Ed worked at Honeysuckle until just before the Apollo-Soyuz Test Project. Previously he had worked in broadcast television with the Australian Broadcasting Commission.
In order to send me a copy, Ed projected his film onto a screen and used a video camera on a tripod to record the picture onto video tape.
When his tape arrived, I realised that Ed had some unique footage. His film clearly shows Armstrong coming down the ladder - something that was only vaguely visible to the international TV audience. As well, he filmed the PLSS backpacks being dumped down the ladder more than two hours after the EVA ended. (This may be the only existing recording of that event.)
Although Ed only made the film as a personal souvenir, it was clear that it was very important to preserve it as a unique record of that historic day.

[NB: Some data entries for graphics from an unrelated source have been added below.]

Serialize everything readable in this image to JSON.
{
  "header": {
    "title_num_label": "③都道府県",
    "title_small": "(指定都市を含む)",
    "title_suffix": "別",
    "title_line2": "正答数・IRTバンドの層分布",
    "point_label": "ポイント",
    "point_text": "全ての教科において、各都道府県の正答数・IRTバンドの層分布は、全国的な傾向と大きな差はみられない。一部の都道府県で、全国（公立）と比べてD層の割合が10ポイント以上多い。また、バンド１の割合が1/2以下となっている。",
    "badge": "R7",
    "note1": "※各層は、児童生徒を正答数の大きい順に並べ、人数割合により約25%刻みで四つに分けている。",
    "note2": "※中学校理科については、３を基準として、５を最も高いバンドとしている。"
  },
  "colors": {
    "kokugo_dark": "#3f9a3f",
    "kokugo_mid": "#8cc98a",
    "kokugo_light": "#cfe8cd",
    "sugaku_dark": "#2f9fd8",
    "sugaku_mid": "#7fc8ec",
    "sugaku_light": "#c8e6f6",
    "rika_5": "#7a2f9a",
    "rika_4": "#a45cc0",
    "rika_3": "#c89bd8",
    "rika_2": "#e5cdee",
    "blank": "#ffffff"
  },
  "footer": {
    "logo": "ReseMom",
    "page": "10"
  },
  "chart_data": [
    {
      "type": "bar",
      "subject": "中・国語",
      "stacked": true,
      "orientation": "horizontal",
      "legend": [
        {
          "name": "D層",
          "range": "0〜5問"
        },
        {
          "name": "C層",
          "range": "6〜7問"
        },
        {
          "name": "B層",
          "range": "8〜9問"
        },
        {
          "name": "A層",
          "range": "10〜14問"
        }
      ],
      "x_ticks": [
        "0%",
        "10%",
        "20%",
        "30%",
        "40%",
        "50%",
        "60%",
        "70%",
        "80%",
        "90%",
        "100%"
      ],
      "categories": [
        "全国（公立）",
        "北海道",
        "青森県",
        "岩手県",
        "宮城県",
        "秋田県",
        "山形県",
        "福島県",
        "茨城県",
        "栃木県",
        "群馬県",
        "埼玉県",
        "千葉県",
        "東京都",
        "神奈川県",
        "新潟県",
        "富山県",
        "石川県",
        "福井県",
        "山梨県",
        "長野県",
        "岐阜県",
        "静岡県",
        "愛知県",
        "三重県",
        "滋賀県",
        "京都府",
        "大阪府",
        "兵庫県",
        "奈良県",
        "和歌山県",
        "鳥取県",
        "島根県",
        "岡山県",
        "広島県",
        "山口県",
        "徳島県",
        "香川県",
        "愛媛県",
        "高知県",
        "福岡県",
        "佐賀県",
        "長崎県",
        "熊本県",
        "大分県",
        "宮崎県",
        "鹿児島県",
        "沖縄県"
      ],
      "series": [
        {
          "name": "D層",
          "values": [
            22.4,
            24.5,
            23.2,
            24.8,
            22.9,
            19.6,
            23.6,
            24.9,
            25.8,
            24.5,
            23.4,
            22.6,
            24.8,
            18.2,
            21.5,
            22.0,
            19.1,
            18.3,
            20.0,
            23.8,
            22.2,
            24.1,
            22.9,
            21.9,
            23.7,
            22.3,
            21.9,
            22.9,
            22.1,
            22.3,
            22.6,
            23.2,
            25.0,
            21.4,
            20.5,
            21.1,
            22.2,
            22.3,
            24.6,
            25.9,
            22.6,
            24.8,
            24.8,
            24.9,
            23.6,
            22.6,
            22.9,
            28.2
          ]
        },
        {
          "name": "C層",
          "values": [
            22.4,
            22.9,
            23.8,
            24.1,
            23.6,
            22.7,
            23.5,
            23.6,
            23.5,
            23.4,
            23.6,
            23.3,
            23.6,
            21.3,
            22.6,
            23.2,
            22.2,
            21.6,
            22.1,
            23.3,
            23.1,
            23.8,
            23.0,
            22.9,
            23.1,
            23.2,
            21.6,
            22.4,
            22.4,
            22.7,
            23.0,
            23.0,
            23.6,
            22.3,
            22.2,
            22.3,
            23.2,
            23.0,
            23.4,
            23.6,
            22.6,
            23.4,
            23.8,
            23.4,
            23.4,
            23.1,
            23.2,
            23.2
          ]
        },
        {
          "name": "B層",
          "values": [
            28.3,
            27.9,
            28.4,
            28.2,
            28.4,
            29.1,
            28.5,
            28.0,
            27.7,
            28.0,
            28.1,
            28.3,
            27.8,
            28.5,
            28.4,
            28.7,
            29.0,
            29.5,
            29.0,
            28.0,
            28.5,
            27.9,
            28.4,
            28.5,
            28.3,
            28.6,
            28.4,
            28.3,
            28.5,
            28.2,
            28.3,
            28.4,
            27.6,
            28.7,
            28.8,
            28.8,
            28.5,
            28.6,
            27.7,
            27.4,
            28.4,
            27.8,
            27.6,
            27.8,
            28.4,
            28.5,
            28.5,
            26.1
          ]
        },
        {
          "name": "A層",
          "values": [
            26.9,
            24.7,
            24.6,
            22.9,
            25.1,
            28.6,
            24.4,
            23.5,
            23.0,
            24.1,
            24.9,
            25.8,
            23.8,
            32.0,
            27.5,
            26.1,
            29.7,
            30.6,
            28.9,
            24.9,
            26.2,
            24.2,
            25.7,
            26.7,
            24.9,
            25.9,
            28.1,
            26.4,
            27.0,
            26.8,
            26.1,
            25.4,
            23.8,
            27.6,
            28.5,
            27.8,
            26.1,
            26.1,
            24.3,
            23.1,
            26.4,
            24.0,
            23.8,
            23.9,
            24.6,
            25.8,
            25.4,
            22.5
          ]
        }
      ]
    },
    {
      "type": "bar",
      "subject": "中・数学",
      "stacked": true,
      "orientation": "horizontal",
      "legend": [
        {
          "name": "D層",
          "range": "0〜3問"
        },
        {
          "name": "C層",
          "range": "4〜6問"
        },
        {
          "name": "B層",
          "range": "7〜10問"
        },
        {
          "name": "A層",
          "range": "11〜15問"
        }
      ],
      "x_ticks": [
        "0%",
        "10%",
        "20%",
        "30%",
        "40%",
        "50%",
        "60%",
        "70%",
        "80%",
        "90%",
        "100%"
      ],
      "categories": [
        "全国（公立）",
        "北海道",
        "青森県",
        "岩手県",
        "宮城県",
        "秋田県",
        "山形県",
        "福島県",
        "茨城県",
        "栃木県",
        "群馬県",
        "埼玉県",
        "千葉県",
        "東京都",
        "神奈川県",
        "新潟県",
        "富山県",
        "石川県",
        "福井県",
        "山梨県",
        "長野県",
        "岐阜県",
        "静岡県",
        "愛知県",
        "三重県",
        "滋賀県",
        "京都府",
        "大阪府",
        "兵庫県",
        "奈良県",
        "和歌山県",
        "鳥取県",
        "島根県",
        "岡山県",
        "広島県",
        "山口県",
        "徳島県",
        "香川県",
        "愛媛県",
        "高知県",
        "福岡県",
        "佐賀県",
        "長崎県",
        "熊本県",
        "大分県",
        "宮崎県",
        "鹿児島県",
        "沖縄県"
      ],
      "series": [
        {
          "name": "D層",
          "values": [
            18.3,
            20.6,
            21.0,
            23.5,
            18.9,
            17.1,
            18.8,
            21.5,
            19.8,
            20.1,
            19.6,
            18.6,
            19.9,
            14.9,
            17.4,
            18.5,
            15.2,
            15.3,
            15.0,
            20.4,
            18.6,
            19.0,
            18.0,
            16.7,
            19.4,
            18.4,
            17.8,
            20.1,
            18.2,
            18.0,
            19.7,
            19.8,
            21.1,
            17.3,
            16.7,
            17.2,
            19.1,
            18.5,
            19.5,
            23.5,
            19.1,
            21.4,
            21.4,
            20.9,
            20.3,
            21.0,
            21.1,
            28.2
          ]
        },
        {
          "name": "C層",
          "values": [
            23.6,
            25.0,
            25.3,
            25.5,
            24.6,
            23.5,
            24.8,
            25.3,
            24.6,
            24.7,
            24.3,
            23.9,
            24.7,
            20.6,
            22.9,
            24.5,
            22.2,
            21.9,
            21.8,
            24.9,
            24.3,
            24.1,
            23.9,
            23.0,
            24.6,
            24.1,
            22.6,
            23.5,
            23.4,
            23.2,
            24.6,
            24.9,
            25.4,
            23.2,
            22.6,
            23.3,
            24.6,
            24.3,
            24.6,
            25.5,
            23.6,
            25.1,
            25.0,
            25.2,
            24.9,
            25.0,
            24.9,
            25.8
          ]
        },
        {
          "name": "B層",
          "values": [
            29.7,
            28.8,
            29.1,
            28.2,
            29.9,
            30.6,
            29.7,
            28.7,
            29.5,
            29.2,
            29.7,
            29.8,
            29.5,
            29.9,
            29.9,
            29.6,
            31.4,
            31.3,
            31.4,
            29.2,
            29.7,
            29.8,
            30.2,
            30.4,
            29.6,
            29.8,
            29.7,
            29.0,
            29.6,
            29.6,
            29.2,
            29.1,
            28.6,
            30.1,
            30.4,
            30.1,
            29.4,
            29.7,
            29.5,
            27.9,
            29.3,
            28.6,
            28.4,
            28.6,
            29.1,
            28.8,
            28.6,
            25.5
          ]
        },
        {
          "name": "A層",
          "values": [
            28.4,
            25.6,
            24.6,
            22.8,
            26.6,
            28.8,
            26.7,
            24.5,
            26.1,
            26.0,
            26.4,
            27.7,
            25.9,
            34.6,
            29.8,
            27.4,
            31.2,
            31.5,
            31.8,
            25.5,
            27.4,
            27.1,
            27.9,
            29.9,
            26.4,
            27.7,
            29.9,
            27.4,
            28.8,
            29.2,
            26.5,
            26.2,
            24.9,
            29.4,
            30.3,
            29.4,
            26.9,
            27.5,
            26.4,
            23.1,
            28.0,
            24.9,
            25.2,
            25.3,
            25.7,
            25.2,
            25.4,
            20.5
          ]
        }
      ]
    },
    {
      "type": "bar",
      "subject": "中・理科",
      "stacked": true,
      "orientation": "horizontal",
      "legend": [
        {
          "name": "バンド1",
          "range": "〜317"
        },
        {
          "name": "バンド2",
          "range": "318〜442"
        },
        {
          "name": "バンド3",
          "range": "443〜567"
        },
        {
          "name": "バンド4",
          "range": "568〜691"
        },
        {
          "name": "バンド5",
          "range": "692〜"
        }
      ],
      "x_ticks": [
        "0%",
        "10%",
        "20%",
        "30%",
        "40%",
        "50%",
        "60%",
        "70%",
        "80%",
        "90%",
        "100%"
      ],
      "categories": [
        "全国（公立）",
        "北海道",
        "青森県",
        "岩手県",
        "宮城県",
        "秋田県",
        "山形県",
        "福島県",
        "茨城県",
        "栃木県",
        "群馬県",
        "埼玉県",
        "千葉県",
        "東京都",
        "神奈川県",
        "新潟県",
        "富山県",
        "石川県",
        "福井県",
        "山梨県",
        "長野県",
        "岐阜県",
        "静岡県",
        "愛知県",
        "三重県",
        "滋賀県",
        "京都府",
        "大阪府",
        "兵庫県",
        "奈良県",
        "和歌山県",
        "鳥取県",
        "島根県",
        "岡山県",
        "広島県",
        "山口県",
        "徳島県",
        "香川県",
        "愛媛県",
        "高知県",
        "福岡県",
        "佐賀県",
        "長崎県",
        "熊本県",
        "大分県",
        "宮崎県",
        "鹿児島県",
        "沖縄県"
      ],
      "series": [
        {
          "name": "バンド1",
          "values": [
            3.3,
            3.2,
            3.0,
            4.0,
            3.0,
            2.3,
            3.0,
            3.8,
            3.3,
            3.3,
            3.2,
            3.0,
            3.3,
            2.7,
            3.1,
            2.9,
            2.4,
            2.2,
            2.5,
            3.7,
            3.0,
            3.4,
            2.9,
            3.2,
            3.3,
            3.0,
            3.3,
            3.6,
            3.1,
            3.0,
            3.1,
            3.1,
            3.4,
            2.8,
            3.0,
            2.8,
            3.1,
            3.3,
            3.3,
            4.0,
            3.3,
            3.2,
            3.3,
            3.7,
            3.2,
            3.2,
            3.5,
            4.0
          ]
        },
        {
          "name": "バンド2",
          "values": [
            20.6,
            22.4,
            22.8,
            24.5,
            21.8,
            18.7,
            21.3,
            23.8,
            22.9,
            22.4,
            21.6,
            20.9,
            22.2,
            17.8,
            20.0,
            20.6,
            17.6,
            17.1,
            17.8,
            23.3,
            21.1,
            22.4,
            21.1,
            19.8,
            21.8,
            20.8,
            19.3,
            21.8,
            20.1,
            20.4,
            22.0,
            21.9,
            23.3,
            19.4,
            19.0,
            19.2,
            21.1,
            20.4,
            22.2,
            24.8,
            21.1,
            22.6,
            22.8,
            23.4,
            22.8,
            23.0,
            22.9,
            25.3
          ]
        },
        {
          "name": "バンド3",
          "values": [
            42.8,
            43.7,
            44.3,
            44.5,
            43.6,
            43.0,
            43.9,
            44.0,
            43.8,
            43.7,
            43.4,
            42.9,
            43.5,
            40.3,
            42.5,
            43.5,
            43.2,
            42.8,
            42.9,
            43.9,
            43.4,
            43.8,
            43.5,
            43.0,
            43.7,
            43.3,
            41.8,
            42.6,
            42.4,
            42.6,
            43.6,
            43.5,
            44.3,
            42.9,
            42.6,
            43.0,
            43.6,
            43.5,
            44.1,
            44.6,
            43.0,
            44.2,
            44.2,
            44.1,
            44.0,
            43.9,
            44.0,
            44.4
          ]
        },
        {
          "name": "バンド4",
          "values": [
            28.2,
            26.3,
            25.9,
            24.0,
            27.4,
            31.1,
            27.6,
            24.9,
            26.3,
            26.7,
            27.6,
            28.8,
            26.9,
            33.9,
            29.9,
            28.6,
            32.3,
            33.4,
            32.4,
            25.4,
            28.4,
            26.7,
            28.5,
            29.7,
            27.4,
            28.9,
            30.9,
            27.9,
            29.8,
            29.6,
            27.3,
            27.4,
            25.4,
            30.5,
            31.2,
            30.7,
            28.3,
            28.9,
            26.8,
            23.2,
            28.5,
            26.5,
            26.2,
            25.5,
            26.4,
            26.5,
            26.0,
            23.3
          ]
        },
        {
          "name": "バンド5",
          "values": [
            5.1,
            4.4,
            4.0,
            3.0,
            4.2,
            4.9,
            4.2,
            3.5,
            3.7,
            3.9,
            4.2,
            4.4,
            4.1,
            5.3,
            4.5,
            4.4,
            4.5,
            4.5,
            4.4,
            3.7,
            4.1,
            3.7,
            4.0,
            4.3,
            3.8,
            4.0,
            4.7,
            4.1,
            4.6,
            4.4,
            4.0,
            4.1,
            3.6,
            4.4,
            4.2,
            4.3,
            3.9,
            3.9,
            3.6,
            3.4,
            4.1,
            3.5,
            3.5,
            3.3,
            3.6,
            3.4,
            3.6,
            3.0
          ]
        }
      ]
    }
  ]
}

Several friends in the Apollo community helped with the finances to have the film professionally transferred to digital media, and ALSJ contributing editor David Woods (who is a BBC Post-Production Editor in Scotland) arranged for an Archive Telecine Specialist (Tim Emblem-English) at the BBC in London, to do the work. Ed hand delivered the film - and also some more film including footage he took during the Apollo 16 and 17 EVAs - and the transfer was made.
The digital files were then sent to David Woods and he was able to reduce the strobing on the Apollo 11 TV footage (caused by the difference in frame rate between the 18 frames per second Super 8 movie camera and the TV monitor). David passed along the files to me in Australia and I have put them into their correct sequence and added the appropriate mission audio for context.
The high quality of the digital transfer shows that parts of this Apollo 11 Super 8 film preserve more detail than was seen in Houston.
In the other footage, I also discovered that Ed recorded about a minute of Apollo 16 television that was seen at Honeysuckle and nowhere else.
A DVD of Ed's footage is being produced and a copy will be given to the NASA History Office. The DVD is being launched at a Honeysuckle Creek reunion in Canberra in March 2006.